I once visited the Missouri college where Harry Truman gave his famous speech about an "iron curtain" being erected in Europe. Later at that same college, a very fine museum honoring Winston Churchill was created directly underneath a superb small English chapel, designed by the 17th century architect, Christopher Wren. In the front of that chapel, there stands a very large marble depiction of the Ten Commandments, with the Commandments written in scrolled King James English. As I looked at it, I quickly noticed that something was missing—the Jewish first commandment! The monument's list began with "Thou shalt have no other gods before me." The list was from the Westminster Catechism, a list that was used in England after the English Reformation of the 16th century.

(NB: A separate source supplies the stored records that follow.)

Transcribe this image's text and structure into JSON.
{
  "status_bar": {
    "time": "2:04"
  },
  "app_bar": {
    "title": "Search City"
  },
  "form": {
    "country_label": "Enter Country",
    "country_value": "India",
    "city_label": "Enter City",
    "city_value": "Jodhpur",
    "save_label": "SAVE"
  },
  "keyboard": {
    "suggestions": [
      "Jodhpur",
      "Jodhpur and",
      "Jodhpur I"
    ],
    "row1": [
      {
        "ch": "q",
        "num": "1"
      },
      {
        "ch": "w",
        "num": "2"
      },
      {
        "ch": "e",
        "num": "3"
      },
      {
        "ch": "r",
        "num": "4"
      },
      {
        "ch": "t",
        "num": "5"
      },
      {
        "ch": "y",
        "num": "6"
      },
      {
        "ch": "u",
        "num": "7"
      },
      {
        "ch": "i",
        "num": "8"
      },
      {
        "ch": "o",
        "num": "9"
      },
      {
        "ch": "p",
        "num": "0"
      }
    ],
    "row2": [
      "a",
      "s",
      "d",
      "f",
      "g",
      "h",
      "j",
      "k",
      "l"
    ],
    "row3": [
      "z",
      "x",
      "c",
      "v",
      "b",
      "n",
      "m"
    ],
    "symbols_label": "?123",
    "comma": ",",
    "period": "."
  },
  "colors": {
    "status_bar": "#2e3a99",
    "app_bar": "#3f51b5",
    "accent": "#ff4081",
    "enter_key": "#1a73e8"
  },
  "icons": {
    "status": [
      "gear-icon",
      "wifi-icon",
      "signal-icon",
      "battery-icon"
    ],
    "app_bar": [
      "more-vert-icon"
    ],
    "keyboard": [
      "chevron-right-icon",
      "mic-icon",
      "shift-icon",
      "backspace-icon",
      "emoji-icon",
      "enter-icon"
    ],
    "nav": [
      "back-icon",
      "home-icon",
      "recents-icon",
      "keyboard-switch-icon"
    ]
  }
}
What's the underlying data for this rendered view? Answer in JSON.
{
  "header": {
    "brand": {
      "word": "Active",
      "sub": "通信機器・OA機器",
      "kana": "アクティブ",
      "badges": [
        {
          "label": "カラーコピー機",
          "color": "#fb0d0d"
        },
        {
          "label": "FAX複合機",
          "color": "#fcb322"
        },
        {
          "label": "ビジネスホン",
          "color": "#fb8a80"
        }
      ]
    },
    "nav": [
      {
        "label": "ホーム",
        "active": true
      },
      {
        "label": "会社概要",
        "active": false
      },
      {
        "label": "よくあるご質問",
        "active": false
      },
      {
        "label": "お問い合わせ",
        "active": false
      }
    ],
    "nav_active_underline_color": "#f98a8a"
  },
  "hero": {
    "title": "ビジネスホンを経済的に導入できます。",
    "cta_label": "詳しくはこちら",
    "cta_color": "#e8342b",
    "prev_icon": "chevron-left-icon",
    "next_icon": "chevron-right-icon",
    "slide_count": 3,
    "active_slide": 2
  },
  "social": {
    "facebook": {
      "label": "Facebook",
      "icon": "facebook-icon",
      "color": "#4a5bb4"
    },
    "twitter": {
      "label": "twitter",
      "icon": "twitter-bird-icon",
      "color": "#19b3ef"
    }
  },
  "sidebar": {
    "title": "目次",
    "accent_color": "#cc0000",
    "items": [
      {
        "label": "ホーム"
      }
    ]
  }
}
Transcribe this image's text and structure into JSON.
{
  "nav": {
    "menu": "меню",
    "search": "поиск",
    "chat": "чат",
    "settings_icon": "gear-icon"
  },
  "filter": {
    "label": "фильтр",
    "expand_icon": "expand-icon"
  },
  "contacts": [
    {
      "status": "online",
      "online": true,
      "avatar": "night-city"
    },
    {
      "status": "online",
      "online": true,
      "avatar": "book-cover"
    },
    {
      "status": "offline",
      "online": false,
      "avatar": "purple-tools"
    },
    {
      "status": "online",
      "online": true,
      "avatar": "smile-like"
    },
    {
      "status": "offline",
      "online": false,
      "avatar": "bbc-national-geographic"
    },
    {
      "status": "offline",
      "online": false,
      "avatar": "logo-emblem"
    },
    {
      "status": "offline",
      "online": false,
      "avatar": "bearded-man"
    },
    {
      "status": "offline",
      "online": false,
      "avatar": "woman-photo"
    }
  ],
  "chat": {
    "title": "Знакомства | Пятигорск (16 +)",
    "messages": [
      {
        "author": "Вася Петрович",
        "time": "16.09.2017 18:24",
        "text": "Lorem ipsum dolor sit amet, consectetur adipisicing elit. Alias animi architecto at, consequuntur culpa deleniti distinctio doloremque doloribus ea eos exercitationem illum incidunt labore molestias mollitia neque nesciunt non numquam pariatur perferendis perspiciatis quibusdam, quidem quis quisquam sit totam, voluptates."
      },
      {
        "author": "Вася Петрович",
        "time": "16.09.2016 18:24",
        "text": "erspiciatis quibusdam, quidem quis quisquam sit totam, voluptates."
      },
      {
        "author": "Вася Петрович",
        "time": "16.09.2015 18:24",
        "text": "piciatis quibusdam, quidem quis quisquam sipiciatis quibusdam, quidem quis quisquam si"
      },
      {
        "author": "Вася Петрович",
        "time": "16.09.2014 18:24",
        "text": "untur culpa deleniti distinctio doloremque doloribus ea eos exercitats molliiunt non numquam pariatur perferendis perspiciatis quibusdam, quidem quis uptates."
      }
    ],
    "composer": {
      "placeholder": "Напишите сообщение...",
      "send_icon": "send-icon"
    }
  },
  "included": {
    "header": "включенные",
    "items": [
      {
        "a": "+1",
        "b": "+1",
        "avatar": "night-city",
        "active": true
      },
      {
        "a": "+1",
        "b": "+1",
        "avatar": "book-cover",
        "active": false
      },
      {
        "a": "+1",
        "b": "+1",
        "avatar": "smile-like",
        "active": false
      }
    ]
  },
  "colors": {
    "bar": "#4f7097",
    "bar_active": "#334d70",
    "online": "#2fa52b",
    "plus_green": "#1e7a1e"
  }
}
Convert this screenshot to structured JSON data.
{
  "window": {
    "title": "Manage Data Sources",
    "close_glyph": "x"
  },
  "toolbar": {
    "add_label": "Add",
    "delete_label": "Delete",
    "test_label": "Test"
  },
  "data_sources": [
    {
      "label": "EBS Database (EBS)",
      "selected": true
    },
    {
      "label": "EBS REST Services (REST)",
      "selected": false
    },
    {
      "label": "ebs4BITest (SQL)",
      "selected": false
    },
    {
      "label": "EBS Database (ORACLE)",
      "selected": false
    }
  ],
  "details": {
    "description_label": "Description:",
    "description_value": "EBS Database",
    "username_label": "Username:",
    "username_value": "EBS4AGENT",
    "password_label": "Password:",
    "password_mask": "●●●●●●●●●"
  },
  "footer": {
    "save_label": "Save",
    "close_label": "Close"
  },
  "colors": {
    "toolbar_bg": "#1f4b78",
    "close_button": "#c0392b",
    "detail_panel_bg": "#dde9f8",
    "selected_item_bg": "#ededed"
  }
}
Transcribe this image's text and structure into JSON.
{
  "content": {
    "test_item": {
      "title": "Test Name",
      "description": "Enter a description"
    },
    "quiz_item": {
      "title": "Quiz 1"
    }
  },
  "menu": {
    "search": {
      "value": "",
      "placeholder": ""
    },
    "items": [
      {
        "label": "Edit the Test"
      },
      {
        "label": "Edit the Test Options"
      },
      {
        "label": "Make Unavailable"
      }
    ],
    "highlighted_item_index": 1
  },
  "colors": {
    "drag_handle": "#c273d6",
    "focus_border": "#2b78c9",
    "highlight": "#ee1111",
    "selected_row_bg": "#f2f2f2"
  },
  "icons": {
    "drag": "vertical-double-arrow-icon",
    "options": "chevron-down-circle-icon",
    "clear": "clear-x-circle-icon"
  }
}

Why is it important to include that first sentence of the first commandment? Several reasons come to mind. First, before we can take seriously these divine commands, offered to Israel straight from YHWH on the mountain of Sinai, we need to know just who this YHWH is. This God is none other than the God who brought Israel out of Egyptian slavery. The very definition of this God is the author of freedom; YHWH is in the freedom business. Once I know that unalterable fact, then I can see the rest of the commands as examples of God's desire to keep us free-free from killing, adultery, stealing, lying, denying the importance of our parents, throwing the name of YHWH around for nothing, refusing to take time away from our own pursuits, from creating idols of our own. Humans have many ways to toss themselves back into one sort of slavery or another, but YHWH is ever ready and anxious to bring us out.
The second valuable reason for the first announcement of the God of freedom is to help us remember what that God has done for Israel and for us. As we read these ancient words in our own modern contexts, we can rely on the power of YHWH to free us from whatever bondages we find ourselves in or which we create for ourselves. It is important to know that no prison is dark enough, no cell too heavily barred that YHWH cannot find us a way out.
Third, this first sentence is a clear statement of the grace of God. We need not read only our New Testaments to discover the sort of God we worship. YHWH brings us out, frees us, because YHWH loves us, as Deut. 7:8 so poignantly says. Paul's magnificent claim about the unbreakable love of God in Romans 8 he first learned from his Judaism.